Фастен Ла Мармель родился в 1842 году, в доме 27 по улице Ласепед, рядом с Ботаническим садом (5-й округ г. Парижа). Его семья происходила из древнего, но обедневшего дворянского рода (в местечке Мармель, что между Сен-Мало и Сен-Мишелем, до сих пор находится одноименное аббатство и кладбище). Отец служил чиновником в Управлении государственной регистрации. Мать страдала тяжелым нервным заболеванием. После смерти матери и первого эпилептического припадка пятилетний мальчик был отдан на воспитание бабушке, которая — как это часто бывает, — души в нем не чаяла. После смерти бабушки и второго эпилептического припадка подросток был определен в ближайший католический лицей-интернат, где продержался очень недолго. Впоследствии Ла Мармель сменил множество интернатов и пансионов сначала в Париже, затем в Бретани[1].
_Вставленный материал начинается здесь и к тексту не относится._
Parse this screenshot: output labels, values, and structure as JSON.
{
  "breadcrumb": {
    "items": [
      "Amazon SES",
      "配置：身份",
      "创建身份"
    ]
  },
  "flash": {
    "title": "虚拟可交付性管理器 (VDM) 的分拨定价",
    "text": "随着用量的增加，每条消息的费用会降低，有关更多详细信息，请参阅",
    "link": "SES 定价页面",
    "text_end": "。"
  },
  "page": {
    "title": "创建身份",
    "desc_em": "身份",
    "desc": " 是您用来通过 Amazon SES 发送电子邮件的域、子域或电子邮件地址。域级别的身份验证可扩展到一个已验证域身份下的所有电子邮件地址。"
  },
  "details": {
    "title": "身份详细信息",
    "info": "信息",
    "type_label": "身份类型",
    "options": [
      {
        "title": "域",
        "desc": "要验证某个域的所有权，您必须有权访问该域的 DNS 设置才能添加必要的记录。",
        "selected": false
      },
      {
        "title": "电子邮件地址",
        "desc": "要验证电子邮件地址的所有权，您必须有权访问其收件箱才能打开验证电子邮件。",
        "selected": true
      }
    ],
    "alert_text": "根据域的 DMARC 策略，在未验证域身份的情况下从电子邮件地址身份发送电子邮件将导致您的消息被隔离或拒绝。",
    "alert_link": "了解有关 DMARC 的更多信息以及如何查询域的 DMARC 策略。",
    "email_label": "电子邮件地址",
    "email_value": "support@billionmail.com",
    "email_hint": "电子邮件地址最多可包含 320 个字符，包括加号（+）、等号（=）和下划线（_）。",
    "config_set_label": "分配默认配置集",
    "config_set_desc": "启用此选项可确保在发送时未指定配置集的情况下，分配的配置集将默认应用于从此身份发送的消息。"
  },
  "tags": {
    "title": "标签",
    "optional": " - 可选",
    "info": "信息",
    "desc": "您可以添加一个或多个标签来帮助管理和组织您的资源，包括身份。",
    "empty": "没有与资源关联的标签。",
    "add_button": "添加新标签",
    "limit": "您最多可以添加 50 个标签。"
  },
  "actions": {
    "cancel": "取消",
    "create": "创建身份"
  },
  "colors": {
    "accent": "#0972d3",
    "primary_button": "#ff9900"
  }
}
В середине 50-х годов юноша возвращается в столицу: без прочных знаний, но с амбициями и целой тетрадью собственных сочинений. Отец прочит ему карьеру чиновника, сын — опять же, как это часто бывает, — мечтает о стезе литератора. В результате частых и продолжительных ссор, одна из которых заканчивается третьим эпилептическим припадком, отец уступает и обещает не только никак не препятствовать, а, наоборот, всячески способствовать литературному призванию сына. Помощь выражается в ежемесячном пособии, которое позволяет будущему пииту снимать каморку в Латинском квартале (дом 9 по улице Кардиналь Лемуан, 6-й этаж, под крышей) и не умереть с голоду. Юноша читает запоем А. Бертрана, Ж. де Нерваля, В. Гюго, Т. Готье, Л. де Лиля. В девятнадцать лет, благодаря поэту Эмманюэлю Дезэссару, он знакомится с творчеством Шарля Бодлера, которое окажет на него огромное влияние[2]. Встретиться лично с Бодлером Ла Мармелю так ни разу и не довелось[3]. В воспоминаниях Лори Кловис передается устное свидетельство поэта Элиасима Журдена (настоящее имя — Этьен-Серафен Пелликан), которому Ла Мармель с восторгом рассказывал, как однажды видел своего кумира «на империале омнибуса — в цилиндре и фраке, с пачкой листков в руке»[4]. В 1862 году Ла Мармель решается послать Бодлеру (к тому времени уже разбитому параличом) подборку своих стихотворений, но ответа так и не получает. Зато он регулярно получает отказы от редакторов газет и журналов: «Плюм», «Лютее», «Артист»… На протяжении всей жизни автор будет сжигать рукописи со своими отвергнутыми произведениями, но тщательно сохранять письменные отказы, подшивая их в специальную тетрадь с красной обложкой.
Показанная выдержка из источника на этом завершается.